Waterfront Agreement Ends Deadlock
Neighbors and developer reach deal on condo project
After a long stalemate, and facing almost certain rejection from City Council, the developer of the hotly contested waterfront condo project at 222/300 E. Riverside finally has agreed to new project parameters that have won the hearty endorsement of community groups. The project ignited a citizen outcry over variances to the Waterfront Overlay Ordinance, which protects open space along the Lady Bird Lake shoreline; the controversy led to formation of a new city Waterfront Overlay Task Force charged with reviewing the ordinance and making recommendations for protecting the public interest.
CWS Capital Partners and the community advocates protesting its project – SaveTownLake.org and South River City Citizens – last week reached an agreement that both sides hold up as a model for future responsible high-rise development on the lake. Council Member Mike Martinez took the lead on publicly supporting the SaveTownLake.org position, which filed a lawsuit against the city to uphold the height limits originally set in the 1986 Waterfront Overlay Ordinance. The City Council also signaled its concurrence with the group's position, as did the Travis Co. Democratic Party and the Austin Neighborhoods Council. The broad support smoothed the way for a negotiated agreement, according to Tom Cooke, chairman of the SaveTownLake.org group. Cooke said each council member has independently indicated support for the brokered agreement.
In contrasting council action on this developer-neighborhood conflict to the Northcross/Wal-Mart controversy, Council Member Lee Leffingwell pointed out that council was able to be a "hard-nosed and hard-headed" negotiator in this case, because it had the necessary power and leverage – CWS needed a council-approved variance.
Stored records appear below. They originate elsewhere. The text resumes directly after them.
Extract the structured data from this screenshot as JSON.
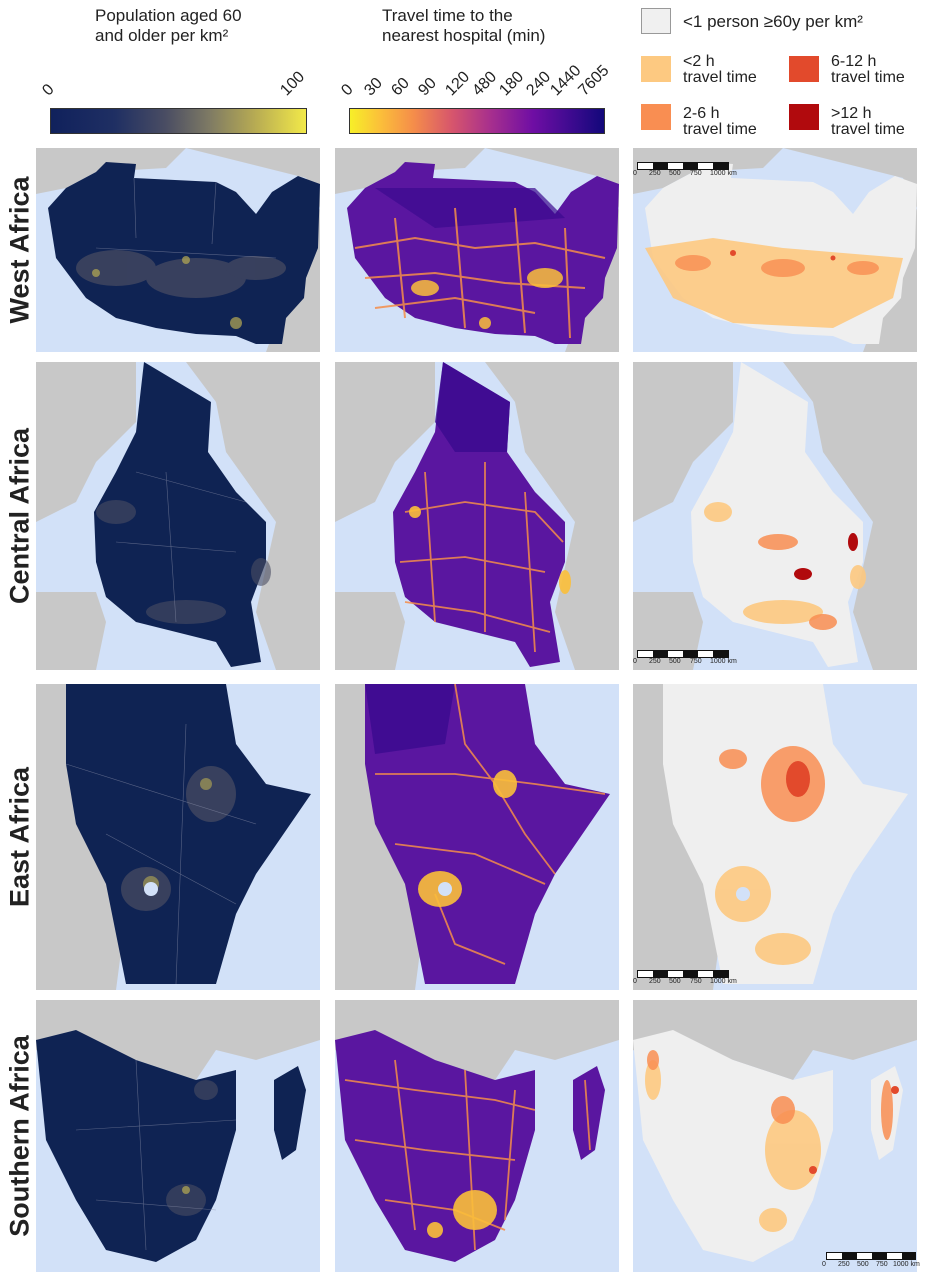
{
  "headers": {
    "population": "Population aged 60\nand older per km²",
    "travel": "Travel time to the\nnearest hospital (min)"
  },
  "population_scale": {
    "ticks": [
      "0",
      "100"
    ],
    "min": 0,
    "max": 100
  },
  "travel_scale": {
    "ticks": [
      "0",
      "30",
      "60",
      "90",
      "120",
      "480",
      "180",
      "240",
      "1440",
      "7605"
    ]
  },
  "legend": [
    {
      "label": "<1 person ≥60y per km²",
      "color": "#f0f0f0"
    },
    {
      "label": "<2 h\ntravel time",
      "color": "#fdc981"
    },
    {
      "label": "6-12 h\ntravel time",
      "color": "#e24a2c"
    },
    {
      "label": "2-6 h\ntravel time",
      "color": "#f98e52"
    },
    {
      "label": ">12 h\ntravel time",
      "color": "#b10a0d"
    }
  ],
  "regions": [
    {
      "name": "West Africa"
    },
    {
      "name": "Central Africa"
    },
    {
      "name": "East Africa"
    },
    {
      "name": "Southern Africa"
    }
  ],
  "scale_bar": {
    "labels": [
      "0",
      "250",
      "500",
      "750",
      "1000 km"
    ]
  },
  "colors": {
    "ocean": "#d2e1f8",
    "land": "#c8c8c8",
    "population_fill": "#0f2353",
    "travel_fill": "#5a16a0",
    "category_fill": "#efefef"
  }
}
The developer earned community accord by agreeing to build no higher than 96 feet; its site plan had shown condo towers of 200 feet, which both the neighborhood and SaveTownLake.org criticized as inappropriately out of scale. For their part, the advocates agreed to a 150-foot building setback from the shoreline, rather than the 200-foot setback required by the Waterfront Overlay Ordinance. However, within the 50-foot "secondary setback," the developer agreed to limit building heights to a low-rise 35 feet. CWS also agreed to permanently dedicate to the city as parkland the entire 1.5-square-mile area of the 150-foot waterfront setback; the park will include an extension of the Town Lake Trail that connects along protected creek frontage to Riverside Drive. "The revised plan illustrates responsible development along the shores of Lady Bird Lake," said Cooke.
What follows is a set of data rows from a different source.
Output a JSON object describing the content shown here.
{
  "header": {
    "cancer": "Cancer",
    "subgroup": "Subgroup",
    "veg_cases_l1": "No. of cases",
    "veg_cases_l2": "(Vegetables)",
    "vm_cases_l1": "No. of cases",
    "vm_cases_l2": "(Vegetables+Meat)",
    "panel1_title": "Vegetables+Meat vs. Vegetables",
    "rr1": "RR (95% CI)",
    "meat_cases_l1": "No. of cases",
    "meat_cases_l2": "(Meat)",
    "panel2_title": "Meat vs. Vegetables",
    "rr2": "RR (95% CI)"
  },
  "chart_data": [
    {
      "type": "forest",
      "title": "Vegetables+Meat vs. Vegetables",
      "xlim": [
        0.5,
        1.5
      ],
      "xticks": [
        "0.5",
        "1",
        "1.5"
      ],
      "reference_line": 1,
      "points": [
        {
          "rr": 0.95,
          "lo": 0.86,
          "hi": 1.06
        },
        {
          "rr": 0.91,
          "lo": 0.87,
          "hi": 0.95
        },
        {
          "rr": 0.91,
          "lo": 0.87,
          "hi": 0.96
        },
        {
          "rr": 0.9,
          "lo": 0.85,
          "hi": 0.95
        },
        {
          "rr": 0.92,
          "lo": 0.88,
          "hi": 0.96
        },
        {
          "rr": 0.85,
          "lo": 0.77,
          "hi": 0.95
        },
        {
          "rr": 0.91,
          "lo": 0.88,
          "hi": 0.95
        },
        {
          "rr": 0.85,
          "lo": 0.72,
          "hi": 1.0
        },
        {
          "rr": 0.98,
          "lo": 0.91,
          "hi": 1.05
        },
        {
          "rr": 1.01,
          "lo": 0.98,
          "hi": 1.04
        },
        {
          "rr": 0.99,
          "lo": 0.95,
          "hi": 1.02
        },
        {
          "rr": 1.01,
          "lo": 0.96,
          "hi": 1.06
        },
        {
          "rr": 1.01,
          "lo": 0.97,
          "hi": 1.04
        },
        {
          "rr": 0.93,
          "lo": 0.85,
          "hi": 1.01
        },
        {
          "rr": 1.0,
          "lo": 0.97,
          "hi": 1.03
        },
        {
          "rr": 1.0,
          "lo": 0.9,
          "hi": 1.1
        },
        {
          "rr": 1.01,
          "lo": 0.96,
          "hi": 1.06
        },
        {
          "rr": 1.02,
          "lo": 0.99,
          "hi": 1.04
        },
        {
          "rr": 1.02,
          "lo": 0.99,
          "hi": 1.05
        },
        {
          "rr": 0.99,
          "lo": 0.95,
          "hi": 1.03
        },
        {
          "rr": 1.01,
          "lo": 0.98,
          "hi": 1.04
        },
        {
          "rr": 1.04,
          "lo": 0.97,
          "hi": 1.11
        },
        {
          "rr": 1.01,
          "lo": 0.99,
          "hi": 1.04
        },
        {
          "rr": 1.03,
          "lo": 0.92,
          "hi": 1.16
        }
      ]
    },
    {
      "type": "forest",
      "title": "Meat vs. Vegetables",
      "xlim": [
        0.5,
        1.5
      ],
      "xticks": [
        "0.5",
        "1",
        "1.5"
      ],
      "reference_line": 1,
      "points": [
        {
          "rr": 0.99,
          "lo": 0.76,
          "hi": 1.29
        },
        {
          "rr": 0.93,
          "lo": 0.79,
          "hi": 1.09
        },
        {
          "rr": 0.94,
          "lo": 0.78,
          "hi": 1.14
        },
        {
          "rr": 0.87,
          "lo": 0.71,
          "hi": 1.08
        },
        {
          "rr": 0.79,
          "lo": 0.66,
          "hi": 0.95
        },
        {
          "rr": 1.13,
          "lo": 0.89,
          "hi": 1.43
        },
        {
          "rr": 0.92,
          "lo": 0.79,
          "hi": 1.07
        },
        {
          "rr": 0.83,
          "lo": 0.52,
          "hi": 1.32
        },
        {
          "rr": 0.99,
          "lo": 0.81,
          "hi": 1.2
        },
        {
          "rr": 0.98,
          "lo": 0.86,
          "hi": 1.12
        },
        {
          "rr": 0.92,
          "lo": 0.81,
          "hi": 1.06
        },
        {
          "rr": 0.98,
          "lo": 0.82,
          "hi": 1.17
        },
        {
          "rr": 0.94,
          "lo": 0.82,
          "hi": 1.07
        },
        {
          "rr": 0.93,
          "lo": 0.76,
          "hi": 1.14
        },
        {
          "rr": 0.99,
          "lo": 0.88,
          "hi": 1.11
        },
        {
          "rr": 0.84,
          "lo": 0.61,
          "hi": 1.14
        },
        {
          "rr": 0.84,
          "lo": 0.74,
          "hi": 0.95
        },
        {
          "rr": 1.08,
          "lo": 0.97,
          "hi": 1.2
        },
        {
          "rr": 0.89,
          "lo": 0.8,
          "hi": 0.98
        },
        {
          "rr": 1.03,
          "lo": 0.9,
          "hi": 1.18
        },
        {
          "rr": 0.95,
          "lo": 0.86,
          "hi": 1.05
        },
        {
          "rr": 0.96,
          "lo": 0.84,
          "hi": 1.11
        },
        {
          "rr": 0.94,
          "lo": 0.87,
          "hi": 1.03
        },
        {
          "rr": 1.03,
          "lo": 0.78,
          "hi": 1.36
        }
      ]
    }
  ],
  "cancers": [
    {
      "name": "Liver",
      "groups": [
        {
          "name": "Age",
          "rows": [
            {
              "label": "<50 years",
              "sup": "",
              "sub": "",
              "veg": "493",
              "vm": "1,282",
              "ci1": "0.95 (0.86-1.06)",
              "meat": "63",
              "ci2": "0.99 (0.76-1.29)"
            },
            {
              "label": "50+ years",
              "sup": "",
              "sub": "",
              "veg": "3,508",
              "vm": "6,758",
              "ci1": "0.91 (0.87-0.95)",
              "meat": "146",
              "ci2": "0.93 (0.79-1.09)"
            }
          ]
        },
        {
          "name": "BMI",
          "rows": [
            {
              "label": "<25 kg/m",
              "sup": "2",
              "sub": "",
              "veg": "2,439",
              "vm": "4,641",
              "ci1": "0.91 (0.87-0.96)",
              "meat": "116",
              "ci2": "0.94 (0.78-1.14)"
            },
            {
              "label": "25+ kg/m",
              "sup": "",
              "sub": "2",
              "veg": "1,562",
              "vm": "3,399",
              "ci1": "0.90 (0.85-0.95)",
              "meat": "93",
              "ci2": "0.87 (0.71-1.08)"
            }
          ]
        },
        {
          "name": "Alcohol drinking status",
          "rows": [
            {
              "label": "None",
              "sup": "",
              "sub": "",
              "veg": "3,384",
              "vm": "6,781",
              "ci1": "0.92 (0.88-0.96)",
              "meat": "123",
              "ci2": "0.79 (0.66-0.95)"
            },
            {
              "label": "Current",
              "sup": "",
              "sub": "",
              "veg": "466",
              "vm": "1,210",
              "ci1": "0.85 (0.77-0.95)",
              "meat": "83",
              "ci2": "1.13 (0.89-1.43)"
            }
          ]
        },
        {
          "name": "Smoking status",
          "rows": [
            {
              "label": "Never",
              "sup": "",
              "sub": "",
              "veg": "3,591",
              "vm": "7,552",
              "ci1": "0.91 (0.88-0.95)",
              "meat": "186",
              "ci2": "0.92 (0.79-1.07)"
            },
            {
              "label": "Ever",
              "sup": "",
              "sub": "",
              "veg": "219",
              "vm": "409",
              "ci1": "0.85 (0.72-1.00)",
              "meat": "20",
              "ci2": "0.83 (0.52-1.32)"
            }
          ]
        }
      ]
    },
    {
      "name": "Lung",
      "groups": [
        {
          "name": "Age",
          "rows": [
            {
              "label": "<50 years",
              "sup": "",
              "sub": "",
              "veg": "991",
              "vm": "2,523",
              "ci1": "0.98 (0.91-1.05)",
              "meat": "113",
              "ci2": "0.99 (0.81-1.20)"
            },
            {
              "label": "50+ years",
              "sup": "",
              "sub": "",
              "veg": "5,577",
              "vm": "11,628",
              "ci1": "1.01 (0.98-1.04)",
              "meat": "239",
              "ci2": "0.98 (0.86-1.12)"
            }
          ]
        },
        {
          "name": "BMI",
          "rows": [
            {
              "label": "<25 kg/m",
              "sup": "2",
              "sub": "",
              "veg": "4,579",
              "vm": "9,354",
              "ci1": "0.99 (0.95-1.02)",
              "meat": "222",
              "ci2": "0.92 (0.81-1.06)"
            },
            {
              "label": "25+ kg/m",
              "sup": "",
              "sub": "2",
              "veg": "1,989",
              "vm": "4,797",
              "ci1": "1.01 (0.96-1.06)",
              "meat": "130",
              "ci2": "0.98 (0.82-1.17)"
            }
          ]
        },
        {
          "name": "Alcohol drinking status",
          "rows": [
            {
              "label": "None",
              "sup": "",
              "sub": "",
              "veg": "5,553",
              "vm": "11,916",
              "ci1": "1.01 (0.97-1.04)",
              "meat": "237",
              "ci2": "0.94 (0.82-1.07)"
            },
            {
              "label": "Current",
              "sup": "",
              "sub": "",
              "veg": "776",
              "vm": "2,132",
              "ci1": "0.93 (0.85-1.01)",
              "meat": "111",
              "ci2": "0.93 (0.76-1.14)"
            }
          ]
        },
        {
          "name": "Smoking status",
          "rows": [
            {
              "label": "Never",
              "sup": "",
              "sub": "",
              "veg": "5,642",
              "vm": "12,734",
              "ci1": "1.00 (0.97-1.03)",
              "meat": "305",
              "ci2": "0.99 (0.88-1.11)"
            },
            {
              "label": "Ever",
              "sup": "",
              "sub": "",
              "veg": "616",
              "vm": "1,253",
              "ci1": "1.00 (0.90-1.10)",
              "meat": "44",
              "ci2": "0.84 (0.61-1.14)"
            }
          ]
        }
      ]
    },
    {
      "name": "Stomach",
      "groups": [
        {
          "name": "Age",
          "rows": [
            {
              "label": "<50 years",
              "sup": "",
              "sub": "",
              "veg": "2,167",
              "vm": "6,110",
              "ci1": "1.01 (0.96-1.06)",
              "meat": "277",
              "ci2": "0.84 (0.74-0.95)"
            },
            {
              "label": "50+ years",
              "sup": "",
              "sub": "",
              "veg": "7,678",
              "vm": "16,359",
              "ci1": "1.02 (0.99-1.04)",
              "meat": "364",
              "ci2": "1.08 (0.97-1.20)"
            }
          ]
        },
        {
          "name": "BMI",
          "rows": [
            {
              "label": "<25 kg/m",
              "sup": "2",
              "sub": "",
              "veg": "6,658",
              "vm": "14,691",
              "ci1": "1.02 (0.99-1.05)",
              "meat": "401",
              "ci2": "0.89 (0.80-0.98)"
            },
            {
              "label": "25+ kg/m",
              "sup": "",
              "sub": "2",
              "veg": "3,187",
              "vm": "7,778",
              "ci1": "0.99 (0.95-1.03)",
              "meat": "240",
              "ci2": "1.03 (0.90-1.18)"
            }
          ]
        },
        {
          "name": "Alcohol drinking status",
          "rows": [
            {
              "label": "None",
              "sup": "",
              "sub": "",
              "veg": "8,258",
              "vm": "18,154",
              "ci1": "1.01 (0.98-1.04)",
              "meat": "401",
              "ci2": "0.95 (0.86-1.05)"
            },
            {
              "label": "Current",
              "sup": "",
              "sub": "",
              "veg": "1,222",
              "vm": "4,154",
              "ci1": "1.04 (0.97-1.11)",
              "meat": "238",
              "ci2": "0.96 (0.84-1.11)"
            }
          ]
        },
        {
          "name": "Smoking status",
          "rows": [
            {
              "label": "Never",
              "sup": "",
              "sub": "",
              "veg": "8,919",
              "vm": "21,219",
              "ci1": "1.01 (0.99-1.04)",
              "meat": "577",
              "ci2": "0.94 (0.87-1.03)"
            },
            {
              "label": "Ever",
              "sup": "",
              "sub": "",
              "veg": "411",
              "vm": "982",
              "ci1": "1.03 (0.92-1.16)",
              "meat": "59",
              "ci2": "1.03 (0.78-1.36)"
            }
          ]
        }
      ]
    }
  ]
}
With the new agreement, CWS attorney Richard T. Suttle Jr. will withdraw the existing site plans and council appeals. Said Suttle, "CWS is pleased that all of the parties were able to figure out a way to redevelop this property and respect the community values associated with the Waterfront Overlay Ordinance." He said a new plan will be filed soon; it will still need to undergo review from the Parks & Recreation Department, the Planning Commission, and City Council.
Leffingwell expects the new project to be filed as a planned unit development. Use of PUD zoning allows special-project concessions without setting the precedent of a variance to the Waterfront Overlay, which both Martinez and Leffingwell have opposed on principle. New, improved PUD zoning guidelines that incorporate better planning principles, community benefits, and green-building standards now are moving toward consideration by the Planning Commission and the council. Leffingwell said council can require the developer to meet the new PUD standards.